W.S., un imprenditore inglese vuole aprire un bar a Verona, città (della Ue) di cui si è innamorato: secondo la giunta Tosi, W.S. non potrà nemmeno richiedere la licenza, se non avrà imparato molto bene l'italiano. Anche se non starà personalmente dietro il bancone, s'intende (e anche se nessuno sembra averlo notato, questo piccolo particolare).

In più dovrà pagare 10.000 euro. Una bella novità – la reintroduzione delle licenze, che Bersani aveva liberalizzato – per favorire l'imprenditoria in città. Un bel modello per una città turistica così importante. Magari è la volta buona che Shakespeare se ne torna a Stratford-upon-Avon.

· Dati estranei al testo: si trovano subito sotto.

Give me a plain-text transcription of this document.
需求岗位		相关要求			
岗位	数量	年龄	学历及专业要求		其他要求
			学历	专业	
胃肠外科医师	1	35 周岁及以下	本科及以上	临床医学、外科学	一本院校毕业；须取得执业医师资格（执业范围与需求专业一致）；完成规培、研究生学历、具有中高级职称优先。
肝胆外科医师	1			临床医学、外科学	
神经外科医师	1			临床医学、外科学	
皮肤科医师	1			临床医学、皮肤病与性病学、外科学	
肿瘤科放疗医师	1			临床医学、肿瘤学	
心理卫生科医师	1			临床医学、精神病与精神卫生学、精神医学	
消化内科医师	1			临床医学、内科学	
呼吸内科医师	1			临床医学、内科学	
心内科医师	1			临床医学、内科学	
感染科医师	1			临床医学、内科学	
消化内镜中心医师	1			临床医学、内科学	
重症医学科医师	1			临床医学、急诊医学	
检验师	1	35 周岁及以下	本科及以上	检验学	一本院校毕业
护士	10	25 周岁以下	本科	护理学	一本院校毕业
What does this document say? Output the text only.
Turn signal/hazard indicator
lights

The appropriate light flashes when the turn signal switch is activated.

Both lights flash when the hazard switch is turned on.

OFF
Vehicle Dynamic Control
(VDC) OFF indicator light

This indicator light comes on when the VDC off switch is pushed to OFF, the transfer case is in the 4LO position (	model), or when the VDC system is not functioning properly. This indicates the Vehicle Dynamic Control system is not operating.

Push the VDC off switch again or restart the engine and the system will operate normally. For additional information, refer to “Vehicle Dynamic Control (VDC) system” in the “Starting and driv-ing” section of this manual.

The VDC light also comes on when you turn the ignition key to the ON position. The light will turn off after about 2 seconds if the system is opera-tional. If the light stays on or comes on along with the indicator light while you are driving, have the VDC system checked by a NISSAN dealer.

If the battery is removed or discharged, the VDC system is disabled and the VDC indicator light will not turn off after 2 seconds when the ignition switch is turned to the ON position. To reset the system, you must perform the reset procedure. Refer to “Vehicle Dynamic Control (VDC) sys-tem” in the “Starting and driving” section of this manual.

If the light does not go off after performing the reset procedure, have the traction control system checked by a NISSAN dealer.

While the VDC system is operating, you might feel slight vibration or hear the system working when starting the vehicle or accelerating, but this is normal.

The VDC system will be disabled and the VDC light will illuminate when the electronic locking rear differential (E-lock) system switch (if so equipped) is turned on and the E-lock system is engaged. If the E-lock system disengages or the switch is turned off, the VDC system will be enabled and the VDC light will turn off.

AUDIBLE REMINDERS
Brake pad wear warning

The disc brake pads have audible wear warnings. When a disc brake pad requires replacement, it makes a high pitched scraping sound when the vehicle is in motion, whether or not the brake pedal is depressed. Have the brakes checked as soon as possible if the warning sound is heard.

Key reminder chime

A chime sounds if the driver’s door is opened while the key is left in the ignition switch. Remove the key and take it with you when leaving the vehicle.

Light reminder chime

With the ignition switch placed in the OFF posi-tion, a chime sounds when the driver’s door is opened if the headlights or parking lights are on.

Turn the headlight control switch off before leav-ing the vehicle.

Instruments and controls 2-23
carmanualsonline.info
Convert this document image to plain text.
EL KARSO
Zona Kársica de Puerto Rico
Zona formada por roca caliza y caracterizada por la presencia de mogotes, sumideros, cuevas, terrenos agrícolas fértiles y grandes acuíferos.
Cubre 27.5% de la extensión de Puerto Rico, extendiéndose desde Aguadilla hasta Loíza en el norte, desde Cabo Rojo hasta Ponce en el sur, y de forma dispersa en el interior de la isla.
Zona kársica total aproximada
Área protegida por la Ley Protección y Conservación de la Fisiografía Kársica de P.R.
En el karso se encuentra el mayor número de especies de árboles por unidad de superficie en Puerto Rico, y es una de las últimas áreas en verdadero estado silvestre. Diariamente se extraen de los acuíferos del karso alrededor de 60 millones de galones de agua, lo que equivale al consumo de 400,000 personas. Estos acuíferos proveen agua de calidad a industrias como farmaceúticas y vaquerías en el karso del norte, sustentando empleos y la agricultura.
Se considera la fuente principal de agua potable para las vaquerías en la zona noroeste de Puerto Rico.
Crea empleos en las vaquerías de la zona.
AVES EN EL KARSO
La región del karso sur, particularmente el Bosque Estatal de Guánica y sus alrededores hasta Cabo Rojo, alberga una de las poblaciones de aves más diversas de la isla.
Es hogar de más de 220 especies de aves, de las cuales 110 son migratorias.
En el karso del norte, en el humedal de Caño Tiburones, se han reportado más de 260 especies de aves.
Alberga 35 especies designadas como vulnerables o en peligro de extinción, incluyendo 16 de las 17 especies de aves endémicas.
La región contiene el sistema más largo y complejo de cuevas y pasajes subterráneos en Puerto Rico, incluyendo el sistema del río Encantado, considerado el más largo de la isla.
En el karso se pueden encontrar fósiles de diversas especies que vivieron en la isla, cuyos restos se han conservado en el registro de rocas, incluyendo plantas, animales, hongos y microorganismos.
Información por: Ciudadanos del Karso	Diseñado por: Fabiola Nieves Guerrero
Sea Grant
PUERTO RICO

Chissà perché non s'incentiva, nella quarta città turistica del Paese (così come viene presentata), la conoscenza di una lingua straniera, magari insegnata attraverso corsi che il Comune potrebbe finanziare a proprie spese (corsi che immaginiamo non esistano nemmeno per insegnare l'italiano, vero?). Da parte della città di Verona sarebbe un utilissimo investimento.

Ovviamente, si dirà, la misura è rivolta agli stranieri non inglesi, né francesi, né tedeschi. E nemmeno a quelli naturalizzati, sia chiaro. Non l'avevamo capito. Davvero.